The Amsterdam Town Hall, built by Jacob…
July 1655 CE
The Amsterdam Town Hall, built by Jacob van Campen, who had taken control of the construction project in 1648, as the Town Hall for the City of Amsterdam, rests on thirteen thousand six hundred and fifty-nine wooden piles and cost eight and a half million gulden.
Van Campen, who is primarily responsible for introducing the classical revival style into Dutch Baroque architecture, draws inspiration from the public buildings of Rome and had wanted to build a new capitol for the Amsterdam burgomasters who think of themselves as the consuls of the new Rome of the North.

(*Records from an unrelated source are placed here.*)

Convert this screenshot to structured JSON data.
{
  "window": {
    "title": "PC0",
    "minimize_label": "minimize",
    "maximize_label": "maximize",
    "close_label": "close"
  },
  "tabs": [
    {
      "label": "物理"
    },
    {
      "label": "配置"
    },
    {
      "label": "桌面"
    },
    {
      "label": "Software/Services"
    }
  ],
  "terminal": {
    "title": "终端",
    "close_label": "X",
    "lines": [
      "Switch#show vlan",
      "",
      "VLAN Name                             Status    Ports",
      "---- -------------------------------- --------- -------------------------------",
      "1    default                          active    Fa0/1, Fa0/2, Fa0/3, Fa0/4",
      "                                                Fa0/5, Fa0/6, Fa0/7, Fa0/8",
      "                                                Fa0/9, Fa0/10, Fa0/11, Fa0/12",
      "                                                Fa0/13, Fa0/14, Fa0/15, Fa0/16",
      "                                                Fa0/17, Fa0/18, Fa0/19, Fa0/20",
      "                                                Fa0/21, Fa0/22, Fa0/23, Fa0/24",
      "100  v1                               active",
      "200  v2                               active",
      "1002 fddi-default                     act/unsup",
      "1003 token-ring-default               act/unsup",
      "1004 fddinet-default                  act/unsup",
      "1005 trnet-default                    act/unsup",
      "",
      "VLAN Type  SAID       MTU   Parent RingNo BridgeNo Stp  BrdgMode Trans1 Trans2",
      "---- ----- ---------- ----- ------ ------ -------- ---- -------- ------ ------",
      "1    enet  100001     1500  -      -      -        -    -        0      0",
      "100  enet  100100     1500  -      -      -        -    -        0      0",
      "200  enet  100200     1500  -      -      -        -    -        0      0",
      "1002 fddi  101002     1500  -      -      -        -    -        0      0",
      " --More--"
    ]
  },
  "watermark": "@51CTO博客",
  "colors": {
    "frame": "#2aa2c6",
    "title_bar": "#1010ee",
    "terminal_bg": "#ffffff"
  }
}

Faced entirely in a yellowish sandstone from Bentheim in Germany, it is at this time the largest administrative building in Europe and one of many candidates for the title of the Eighth Wonder of the World.
The huge central hall is one hundred and twenty feet long, sixty feet wide and ninety feet high.
Inlaid in the marble floor are two maps of the world, highlighting the VOC’s explorations and areas of colonial influence.
A large domed cupola caps the building, topped by a weather vane in the form of a Cog ship, a symbol of Amsterdam.
Just underneath the dome there are a few windows from which here one can see the ships arrive and leave the harbor.
The power of the building, opened on July 20, 1655, by Cornelis de Graeff, the political and social leader of Amsterdam, lies in its strict classical proportions and spare decoration.
Critics loathe the simple entrance—without stairs—on the ground floor.
The building is today called the royal palace.